It's difficult to argue with a speculative point like that. But just to say, after W7 I became increasingly dissatisfied with Windows, so searched for an alternative. I hoped to find such an alternative in the Linux ecosystem, and although I found several I could use (Ubuntu, Mint, Zorin), none of them felt as clean, coherent and polished as W7.
You argue that I might be closed-minded ("looking through blinders") about what I want, such that I was rejecting perfectly competent solutions simply because they weren't exactly like W7. Well, I guess you might be right, but don't we all have an idea of what we're looking for when we go on the hunt for something new? It would be rare not to.
I will concede this: although I'm very open-minded about how a new OS looks and works, I am very demanding when it comes to polish. I think W7 was the ultimate desktop OS for polish, although a significant minority would say that about MacOS. The point is, both were the result of 30 years of careful, inch-by-inch tuning of the UI elements and design language.
That relentless drive by Apple and Microsoft towards the perfect UI for mouse and keyboard users requires a degree of long-term commitment and investment that only proprietary software can realistically hope to enjoy.

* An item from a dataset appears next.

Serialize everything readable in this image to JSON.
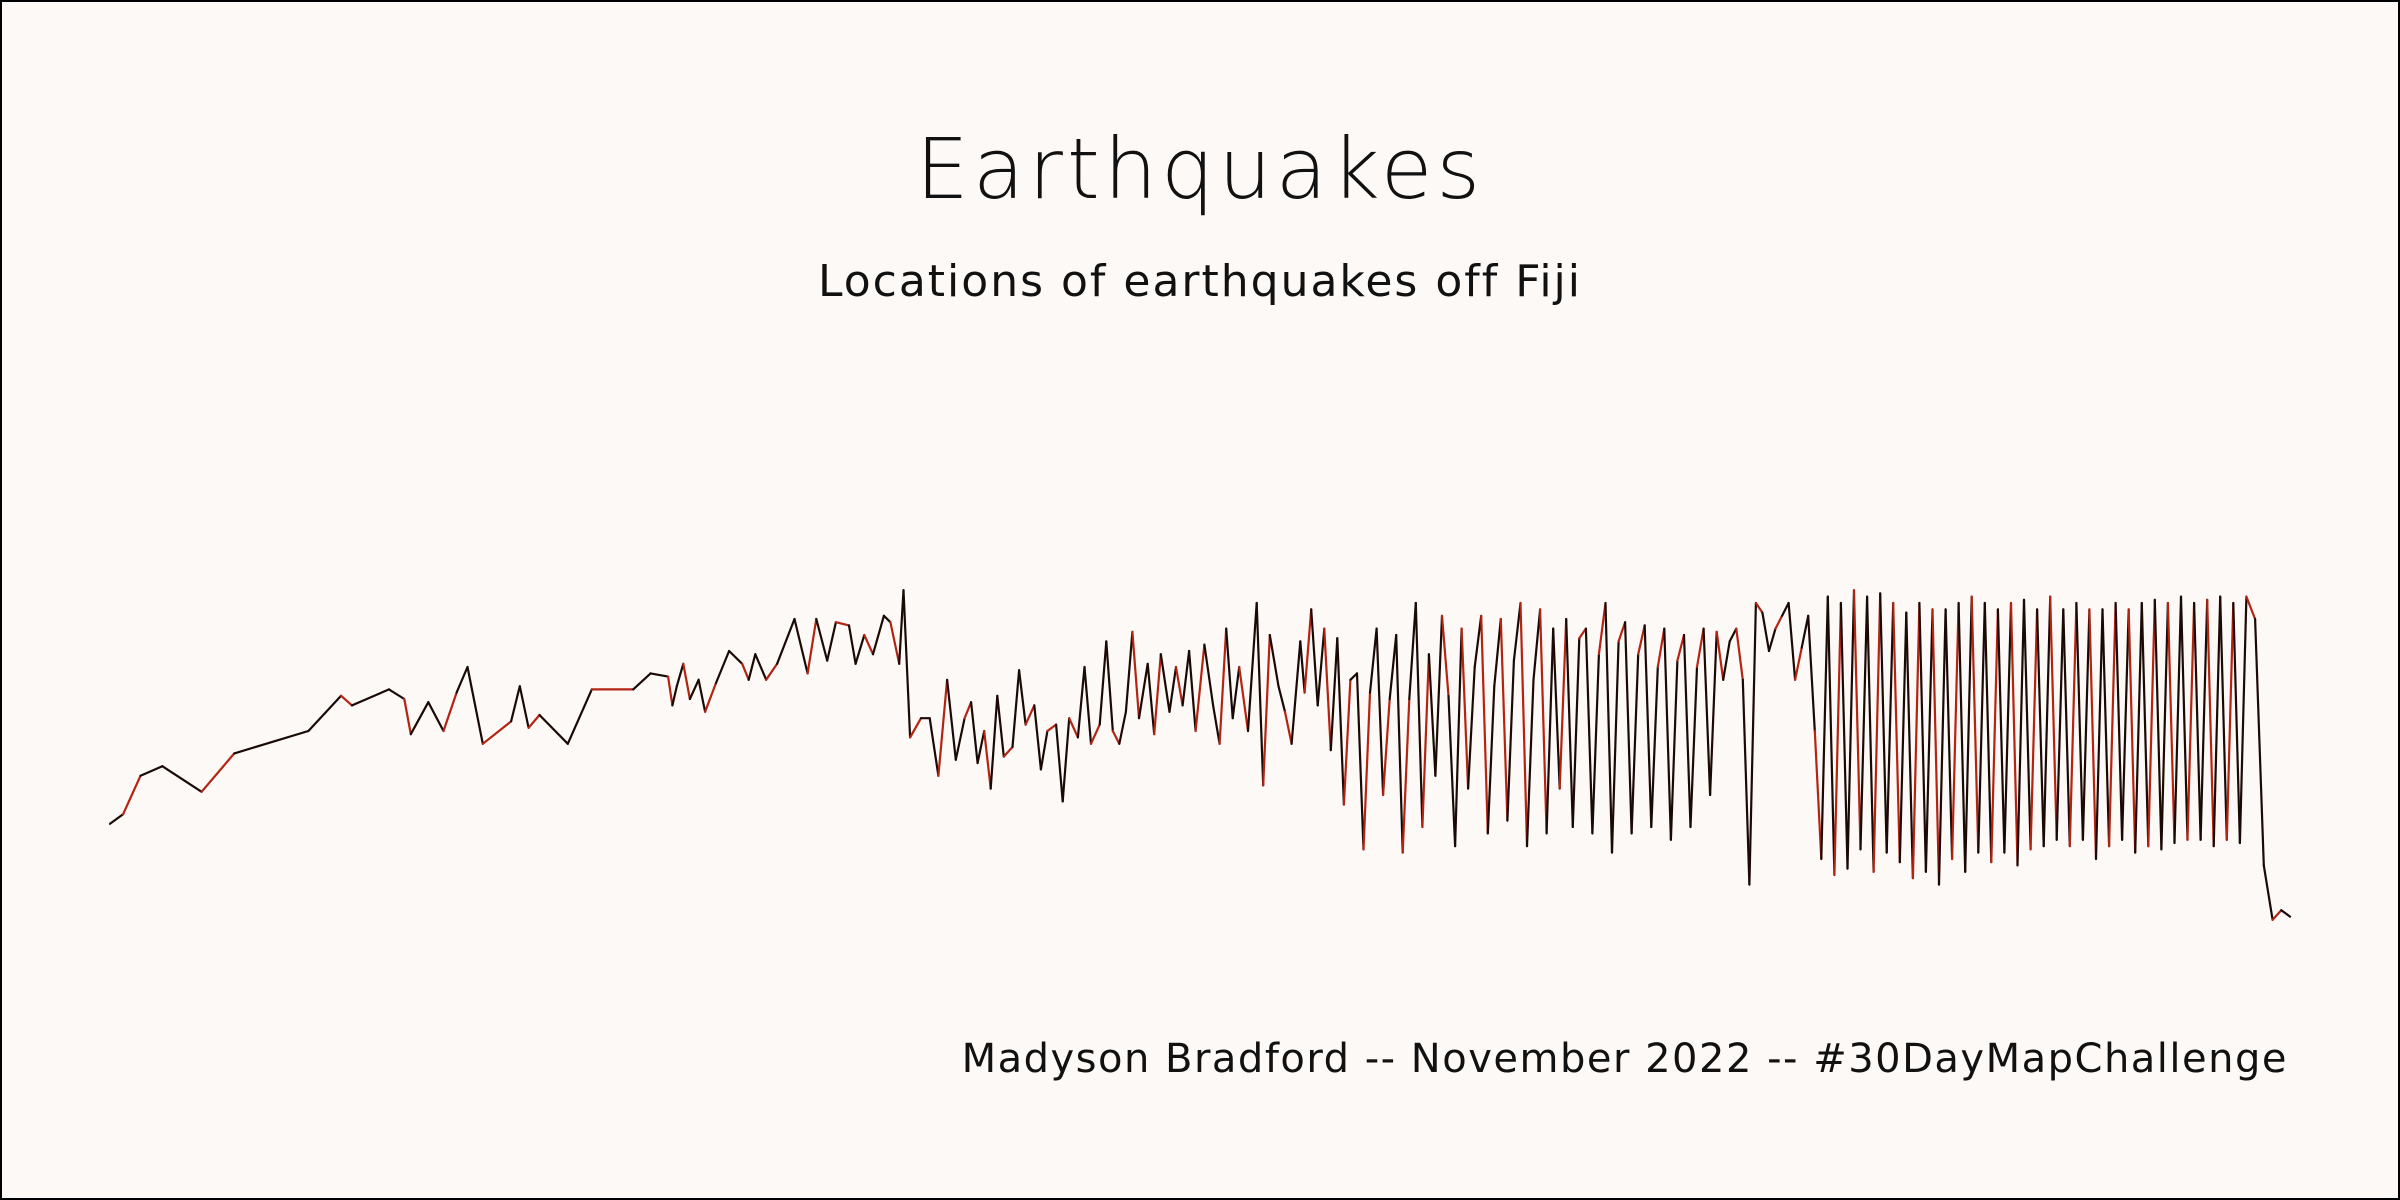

Bill Gates and Steve Jobs owned those OSs in a way that Linus Torvaulds deliberately doesn't own the Linux user experience.
The Linux user experience is unpolished because there are dozens of distros all absorbing developer effort, with no mechanism by which careful fine tuning and polishing of the UI can reward all the effort expended.
Let's be honest: unlike in server land, Linux on the desktop is never going to generate lots of revenue, because what revenue there is is spread across dozens of suppliers, each with their own pet ideas and none of whom (I'll bet) have their own usability labs. Also, practically nobody specifies Linux when buying a new PC, so again, there's no real money to be had from desktop licences. And that's why Linux remains unpolished - because basically it's a server OS where the UI is far less important.